Soil Amendments. Once you have your soil test results, you may need to add fertilizers and/or soil amendments to correct nutrient deficiencies. Synthetic fertilizers differ from organic fertilizers in that most synthetic fertilizers have soluble nutrients that are immediately available for plant uptake. Natural organic fertilizers need to be broken down by the soil biological community before nutrients are slowly made available to plants. Follow soil test recommendations for correcting soil pH and nutrient deficiencies. When applying fertilizers, remember that more is not better. Excess fertilizer applied to a landscape can pollute stormwater runoff and, ultimately, local streams and rivers, whether that fertilizer is organic or not.
Native Plants. Utilizing native plants can help achieve an important goal of organic land care: reducing chemical use on the landscape. Plants that are native to our region are those that were present before European colonization, are adapted to local environmental conditions, and support local food webs. Native plants support a wide variety of birds, butterflies, and other insects and often these species are dependent on certain native plants for survival. A great example is Monarch Butterfly caterpillars that feed exclusively on our native Milkweed species (Asclepias sp.).
Incorporating native plants into a home landscape increases diversity and habitat, as well as reduces the need for watering and fertilizer applications. Native plants can be used to create a natural-looking landscape or can easily be incorporated into a more formal garden. Native plants are becoming more common at home centers and nurseries but may require some searching to find the plants you want.
Lawn Care. Hopefully you’ve realized that going organic is not all about turf care. You need to get the soil right and increase biodiversity. Organic turf care involves using “cultural practices” such as mowing high (3 inches) to establish deep root growth, watering deeply and infrequently, overseeding in the fall with a variety of turfgrass species and avoiding “monocultures” or lawns with one turfgrass variety. Also, consider reducing the amount of lawn on your property. Lawns are energy intensive systems to maintain. Is there a part of your property that could be transitioned to a wildflower meadow or no-mow zone?

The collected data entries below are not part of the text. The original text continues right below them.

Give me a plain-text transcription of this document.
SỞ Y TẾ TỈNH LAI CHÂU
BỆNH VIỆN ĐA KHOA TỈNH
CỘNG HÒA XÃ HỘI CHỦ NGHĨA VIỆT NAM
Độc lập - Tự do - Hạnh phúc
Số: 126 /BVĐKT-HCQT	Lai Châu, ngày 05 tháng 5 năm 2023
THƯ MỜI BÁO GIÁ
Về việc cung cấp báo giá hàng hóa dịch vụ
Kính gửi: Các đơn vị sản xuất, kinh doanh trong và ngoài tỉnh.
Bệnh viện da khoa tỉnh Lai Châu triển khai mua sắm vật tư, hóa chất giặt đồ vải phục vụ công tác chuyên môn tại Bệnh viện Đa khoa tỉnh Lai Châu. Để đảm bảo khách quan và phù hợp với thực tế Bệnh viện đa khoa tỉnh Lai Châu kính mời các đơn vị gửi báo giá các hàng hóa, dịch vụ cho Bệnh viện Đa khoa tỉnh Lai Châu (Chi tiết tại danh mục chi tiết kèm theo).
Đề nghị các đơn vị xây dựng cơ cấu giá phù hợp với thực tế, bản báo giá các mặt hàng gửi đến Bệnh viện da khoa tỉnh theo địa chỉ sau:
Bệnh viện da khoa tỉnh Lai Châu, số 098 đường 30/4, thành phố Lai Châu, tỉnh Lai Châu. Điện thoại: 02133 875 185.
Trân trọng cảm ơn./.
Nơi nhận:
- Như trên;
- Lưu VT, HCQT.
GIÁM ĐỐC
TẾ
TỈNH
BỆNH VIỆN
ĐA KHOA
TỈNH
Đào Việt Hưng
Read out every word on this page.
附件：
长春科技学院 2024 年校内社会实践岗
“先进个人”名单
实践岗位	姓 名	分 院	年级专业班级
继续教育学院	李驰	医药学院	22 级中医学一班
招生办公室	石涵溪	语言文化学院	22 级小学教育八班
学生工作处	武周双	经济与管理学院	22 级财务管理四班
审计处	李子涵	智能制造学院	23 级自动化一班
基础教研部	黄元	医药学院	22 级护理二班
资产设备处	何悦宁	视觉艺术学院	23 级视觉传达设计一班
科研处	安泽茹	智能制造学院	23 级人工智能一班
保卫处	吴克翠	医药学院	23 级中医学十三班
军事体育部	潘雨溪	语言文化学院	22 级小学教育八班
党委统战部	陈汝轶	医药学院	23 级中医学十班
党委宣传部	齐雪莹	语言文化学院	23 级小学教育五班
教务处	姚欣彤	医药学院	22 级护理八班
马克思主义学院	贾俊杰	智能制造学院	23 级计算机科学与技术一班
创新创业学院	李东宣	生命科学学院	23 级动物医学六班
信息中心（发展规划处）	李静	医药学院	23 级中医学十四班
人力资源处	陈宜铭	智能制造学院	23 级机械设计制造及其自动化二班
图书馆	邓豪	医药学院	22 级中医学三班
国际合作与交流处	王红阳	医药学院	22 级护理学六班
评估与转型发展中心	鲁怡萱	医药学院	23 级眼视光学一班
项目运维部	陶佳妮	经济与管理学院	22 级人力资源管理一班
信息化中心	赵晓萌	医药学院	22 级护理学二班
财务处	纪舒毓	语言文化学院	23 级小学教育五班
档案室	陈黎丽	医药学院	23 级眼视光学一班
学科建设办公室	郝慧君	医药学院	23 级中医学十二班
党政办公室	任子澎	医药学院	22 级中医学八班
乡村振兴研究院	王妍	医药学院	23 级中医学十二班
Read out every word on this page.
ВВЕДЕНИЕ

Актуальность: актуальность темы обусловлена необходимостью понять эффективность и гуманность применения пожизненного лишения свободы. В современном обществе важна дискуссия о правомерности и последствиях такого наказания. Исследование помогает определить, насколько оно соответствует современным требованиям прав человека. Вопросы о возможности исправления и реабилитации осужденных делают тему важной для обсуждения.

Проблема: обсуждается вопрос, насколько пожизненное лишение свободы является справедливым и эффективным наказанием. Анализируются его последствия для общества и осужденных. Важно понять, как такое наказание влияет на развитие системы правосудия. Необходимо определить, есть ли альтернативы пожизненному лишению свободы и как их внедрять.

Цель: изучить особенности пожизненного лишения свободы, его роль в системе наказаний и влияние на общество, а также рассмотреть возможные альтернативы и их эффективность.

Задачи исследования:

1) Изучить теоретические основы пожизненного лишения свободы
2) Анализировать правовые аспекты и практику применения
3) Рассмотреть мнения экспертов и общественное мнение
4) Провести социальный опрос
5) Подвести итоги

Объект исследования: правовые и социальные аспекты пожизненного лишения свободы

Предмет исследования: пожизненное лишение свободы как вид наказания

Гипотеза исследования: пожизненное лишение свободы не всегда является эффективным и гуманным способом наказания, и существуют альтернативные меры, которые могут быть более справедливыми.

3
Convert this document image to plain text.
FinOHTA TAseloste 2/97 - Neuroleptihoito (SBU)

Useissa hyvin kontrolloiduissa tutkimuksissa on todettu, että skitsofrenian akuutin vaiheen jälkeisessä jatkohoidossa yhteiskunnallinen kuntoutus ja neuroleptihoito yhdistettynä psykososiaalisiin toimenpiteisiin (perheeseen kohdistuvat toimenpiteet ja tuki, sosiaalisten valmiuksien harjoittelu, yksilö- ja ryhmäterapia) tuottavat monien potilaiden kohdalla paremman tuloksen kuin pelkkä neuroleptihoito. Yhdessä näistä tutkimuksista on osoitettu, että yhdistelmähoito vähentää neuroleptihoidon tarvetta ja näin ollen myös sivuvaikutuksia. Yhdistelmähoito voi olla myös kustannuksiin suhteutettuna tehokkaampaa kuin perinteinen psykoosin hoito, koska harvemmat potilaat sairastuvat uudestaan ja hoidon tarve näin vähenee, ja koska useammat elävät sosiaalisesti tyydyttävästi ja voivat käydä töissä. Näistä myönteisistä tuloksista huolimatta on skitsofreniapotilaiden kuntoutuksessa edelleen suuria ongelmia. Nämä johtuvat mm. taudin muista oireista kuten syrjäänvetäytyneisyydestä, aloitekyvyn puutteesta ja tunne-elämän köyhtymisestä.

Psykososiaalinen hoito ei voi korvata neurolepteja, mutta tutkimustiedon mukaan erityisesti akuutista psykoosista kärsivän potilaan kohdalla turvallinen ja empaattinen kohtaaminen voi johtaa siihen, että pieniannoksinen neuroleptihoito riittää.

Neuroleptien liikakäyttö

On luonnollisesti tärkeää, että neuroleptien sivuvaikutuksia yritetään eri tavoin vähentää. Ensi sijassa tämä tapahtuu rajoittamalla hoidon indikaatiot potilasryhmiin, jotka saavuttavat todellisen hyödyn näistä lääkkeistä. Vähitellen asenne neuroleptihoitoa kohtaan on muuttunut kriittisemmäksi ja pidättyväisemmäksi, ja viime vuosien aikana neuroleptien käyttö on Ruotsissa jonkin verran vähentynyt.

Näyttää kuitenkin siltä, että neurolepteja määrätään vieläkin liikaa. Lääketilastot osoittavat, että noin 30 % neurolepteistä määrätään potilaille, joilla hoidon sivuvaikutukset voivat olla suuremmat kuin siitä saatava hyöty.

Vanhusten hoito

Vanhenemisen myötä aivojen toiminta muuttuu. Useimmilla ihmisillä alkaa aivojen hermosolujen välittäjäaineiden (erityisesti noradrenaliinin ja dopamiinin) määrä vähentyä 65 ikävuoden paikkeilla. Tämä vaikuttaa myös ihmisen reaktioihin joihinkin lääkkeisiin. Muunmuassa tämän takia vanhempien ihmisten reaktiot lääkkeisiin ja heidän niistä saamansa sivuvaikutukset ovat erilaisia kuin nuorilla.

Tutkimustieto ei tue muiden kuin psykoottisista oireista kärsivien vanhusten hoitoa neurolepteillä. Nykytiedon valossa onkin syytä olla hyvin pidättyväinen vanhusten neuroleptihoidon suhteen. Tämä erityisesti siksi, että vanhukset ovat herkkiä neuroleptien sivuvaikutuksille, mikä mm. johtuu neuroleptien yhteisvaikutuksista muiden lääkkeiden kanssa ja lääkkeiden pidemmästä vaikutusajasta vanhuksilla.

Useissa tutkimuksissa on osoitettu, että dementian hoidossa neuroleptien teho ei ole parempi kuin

The Rutgers Organic Land Care website (njaes.rutgers.edu/organiclandcare/forhomeowners.html) can help homeowners transition their properties to organic. Note that it may take years to be successful with organic management, depending on the current conditions in place on a property. The website also has a “Find a Landscaper” database with a listing of landscapers who have met the requirements of the Rutgers Organic Land Care Certificate Program. In addition, the Earth Day Every Day webinar series (envirostewards.rutgers.edu/Earth-Day.html) has recordings on eco-friendly spring and fall land care that is free for the public.